Assiste bezerro se afogando dentro da garrafa de leite. Tão fundo quanto sua vontade que é sua ausência (Ilustração: Marlaina Mortati)

Assiste bezerro se afogando dentro da garrafa de leite. Tão fundo quanto sua vontade que é sua ausência. “Parece tipo de desespero animal, não sei, algo assim.” Não tem vaca, mas tem um pouco de sangue no fundo. “Será que tem mãe?” Pergunta por perguntar – acha que não.

“Ou seria o leite a mãe? Mas por que ela o afogaria?” Pensar desse jeito dá menos trabalho. Por que complicar? Tem fome e começa a beber o leite do copo – do corpo. Percebe que o bezerro tem boca selada, aberta, selada. É melhor acreditar que está aberta.

Acha estranho ele lá dentro, sem beber o leite da garrafa. “O que tem de errado?” Toma mais um gole, observa bem. Bezerro não consegue tocar o leite. Existe uma película estranha que envolve seu corpo. Não permite entrar nada pela boca.

Está junto do leite e não está. “Por quê?” Pergunta sem muito interesse em saber. Toma outro gole e vê que o bezerro afunda mais. É assim. Boca selada, aberta, nada entra na criatura bovina. Vê cicatriz, marca no couro, no “coxão duro” – “Não dê leite”.

Lê de novo – “Não dê leite” – mesmo. Bezerro afunda mais. “Parece algo normal, deve ser normal. Por que não?” Toma mais um pouco. Vontade não diminui. Bezerro vai encolhendo e descendo. Encosta as patas traseiras no sangue no fundo da garrafa.

Quer mais leite.
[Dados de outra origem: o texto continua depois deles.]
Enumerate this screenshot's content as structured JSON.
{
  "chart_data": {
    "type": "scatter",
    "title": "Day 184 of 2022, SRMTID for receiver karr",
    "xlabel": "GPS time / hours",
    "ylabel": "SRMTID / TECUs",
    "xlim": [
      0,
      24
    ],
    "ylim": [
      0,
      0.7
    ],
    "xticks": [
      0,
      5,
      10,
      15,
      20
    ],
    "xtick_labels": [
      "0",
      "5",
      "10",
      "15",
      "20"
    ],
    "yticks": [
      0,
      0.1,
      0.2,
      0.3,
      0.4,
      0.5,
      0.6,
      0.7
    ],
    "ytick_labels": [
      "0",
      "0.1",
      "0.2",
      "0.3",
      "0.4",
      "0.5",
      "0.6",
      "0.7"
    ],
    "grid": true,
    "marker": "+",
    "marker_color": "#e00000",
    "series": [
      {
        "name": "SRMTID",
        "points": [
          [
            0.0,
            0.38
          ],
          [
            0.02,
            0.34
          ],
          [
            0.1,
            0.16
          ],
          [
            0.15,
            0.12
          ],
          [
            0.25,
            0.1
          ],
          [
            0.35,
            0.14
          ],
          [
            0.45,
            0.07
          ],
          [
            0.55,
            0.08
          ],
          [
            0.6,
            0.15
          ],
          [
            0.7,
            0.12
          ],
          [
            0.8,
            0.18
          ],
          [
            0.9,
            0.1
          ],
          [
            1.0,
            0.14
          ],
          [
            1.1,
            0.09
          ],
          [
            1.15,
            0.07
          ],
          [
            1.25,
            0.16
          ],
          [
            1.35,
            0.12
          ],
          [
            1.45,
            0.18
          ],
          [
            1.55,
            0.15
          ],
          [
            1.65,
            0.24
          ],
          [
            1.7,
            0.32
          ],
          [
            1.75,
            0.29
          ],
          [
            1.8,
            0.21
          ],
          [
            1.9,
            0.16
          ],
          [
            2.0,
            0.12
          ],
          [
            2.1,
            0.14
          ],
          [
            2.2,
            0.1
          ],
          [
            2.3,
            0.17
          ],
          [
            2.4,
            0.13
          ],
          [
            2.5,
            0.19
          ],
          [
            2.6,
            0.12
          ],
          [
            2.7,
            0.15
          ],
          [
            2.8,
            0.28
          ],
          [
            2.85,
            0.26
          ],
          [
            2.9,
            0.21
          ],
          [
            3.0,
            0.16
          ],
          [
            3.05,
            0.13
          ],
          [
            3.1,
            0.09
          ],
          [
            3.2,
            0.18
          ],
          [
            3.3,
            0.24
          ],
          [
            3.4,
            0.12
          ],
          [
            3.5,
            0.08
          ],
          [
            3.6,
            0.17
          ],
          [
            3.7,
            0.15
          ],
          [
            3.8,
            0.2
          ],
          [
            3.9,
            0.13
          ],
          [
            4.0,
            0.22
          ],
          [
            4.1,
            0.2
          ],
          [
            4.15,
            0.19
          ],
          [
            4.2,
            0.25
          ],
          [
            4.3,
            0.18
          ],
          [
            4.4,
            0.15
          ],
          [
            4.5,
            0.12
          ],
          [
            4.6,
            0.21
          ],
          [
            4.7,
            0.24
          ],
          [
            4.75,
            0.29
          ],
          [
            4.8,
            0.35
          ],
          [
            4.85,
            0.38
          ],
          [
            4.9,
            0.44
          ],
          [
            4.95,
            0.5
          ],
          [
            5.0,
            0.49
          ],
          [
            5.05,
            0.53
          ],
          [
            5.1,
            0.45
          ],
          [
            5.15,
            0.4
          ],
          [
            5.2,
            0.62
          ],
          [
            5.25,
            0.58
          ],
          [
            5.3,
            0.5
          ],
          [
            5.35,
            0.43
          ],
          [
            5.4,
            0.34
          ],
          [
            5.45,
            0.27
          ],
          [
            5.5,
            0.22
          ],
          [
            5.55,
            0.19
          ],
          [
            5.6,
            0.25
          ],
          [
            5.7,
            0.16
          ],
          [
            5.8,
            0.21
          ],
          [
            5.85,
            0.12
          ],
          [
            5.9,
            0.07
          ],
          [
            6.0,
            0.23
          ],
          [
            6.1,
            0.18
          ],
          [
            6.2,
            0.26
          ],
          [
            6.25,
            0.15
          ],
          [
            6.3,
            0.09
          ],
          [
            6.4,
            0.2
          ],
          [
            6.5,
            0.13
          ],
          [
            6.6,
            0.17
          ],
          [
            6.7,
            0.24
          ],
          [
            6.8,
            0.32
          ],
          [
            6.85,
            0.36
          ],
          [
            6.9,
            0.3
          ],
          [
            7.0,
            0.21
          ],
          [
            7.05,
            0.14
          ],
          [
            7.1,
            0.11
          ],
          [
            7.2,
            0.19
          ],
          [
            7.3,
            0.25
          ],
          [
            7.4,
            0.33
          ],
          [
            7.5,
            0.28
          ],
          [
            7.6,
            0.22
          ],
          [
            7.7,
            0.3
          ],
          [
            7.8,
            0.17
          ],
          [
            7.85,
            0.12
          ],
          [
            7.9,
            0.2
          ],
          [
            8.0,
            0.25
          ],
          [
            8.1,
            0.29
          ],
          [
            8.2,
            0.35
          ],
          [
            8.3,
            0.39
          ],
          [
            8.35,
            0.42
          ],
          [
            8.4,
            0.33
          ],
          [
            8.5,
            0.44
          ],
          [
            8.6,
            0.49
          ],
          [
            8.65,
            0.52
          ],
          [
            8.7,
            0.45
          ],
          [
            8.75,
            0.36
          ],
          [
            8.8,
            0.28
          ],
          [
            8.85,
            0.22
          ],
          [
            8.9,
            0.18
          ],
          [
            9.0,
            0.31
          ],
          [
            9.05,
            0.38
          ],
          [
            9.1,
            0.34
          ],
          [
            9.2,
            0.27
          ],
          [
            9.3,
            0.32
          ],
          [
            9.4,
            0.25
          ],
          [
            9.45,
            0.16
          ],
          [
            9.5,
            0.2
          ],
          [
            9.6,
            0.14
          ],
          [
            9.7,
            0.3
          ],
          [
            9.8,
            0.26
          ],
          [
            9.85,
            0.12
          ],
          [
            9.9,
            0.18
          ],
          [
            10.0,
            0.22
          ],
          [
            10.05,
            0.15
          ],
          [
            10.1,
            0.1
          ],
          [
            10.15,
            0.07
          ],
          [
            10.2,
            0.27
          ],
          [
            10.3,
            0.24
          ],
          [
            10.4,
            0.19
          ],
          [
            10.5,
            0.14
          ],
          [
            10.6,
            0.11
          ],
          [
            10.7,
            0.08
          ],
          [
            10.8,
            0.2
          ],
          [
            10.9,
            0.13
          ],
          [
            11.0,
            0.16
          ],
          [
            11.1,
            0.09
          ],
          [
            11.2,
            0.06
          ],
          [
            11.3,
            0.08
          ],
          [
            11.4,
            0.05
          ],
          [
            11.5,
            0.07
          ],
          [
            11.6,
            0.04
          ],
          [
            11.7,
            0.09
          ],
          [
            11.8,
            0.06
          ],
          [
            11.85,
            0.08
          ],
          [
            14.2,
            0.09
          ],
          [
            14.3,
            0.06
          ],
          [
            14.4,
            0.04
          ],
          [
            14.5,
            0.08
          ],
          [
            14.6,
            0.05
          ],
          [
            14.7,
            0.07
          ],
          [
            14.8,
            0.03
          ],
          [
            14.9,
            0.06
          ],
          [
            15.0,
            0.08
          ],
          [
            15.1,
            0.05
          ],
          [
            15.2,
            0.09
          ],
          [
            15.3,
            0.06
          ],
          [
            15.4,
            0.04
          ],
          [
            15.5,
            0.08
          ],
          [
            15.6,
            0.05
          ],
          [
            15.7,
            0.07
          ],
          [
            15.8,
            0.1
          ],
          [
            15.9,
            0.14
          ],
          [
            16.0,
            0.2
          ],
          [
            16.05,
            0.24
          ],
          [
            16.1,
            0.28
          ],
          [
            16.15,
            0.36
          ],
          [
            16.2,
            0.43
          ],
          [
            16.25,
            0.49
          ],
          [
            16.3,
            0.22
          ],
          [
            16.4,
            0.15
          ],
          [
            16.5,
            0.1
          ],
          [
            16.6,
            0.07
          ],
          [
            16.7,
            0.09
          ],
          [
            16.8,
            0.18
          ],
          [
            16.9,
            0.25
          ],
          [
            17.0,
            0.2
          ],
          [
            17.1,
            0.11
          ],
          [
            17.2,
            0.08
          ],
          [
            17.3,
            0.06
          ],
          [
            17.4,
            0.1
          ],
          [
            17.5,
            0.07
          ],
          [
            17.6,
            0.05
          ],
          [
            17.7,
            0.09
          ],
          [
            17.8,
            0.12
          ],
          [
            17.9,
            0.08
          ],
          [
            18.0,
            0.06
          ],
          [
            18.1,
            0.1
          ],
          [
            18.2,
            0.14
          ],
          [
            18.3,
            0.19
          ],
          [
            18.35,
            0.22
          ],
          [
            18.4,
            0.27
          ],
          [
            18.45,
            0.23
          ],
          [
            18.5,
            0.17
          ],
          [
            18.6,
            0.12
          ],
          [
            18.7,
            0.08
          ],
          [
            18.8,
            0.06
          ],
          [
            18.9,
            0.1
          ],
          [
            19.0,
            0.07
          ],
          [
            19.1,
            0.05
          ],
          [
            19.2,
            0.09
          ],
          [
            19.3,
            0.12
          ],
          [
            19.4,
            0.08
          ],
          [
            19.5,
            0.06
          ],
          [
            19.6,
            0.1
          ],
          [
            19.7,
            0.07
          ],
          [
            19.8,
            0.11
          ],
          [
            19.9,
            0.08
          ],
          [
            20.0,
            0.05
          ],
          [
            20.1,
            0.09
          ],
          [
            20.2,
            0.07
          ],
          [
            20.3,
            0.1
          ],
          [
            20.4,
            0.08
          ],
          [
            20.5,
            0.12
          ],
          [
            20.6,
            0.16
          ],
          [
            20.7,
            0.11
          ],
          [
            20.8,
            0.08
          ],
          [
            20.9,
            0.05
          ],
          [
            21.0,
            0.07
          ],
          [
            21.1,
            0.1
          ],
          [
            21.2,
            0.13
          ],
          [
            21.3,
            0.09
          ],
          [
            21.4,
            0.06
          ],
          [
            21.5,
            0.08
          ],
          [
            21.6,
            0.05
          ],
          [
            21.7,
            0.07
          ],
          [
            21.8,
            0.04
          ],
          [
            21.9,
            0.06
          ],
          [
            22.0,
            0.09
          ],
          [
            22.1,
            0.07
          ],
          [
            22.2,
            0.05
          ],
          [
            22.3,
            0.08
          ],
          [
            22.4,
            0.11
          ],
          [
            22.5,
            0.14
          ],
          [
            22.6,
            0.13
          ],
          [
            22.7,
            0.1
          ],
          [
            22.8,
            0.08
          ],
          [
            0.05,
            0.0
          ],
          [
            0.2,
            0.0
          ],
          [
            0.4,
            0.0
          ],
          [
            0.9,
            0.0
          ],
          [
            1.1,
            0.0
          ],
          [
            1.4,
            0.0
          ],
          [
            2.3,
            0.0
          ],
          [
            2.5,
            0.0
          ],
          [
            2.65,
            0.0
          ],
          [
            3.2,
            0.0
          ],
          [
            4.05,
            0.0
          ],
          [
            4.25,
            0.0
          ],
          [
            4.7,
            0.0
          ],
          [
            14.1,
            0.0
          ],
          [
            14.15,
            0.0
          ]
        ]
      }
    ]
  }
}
Fecha os olhos. Agora sem bezerro e sem sangue. Sente gostinho de couro, algo raspando pela garganta. Tosse um pouco e o hálito muda. Tem gosto de carne. “Negativo. Não como carne.”

Abre os olhos e a geladeira, pega outra garrafa e chacoalha. Também tem bezerro, e maior que o outro – quase encostando a cabeça na tampa, que estufa. Olhos estão saltados e as patas arranham o vidro com força. “Acho que não tem jeito.”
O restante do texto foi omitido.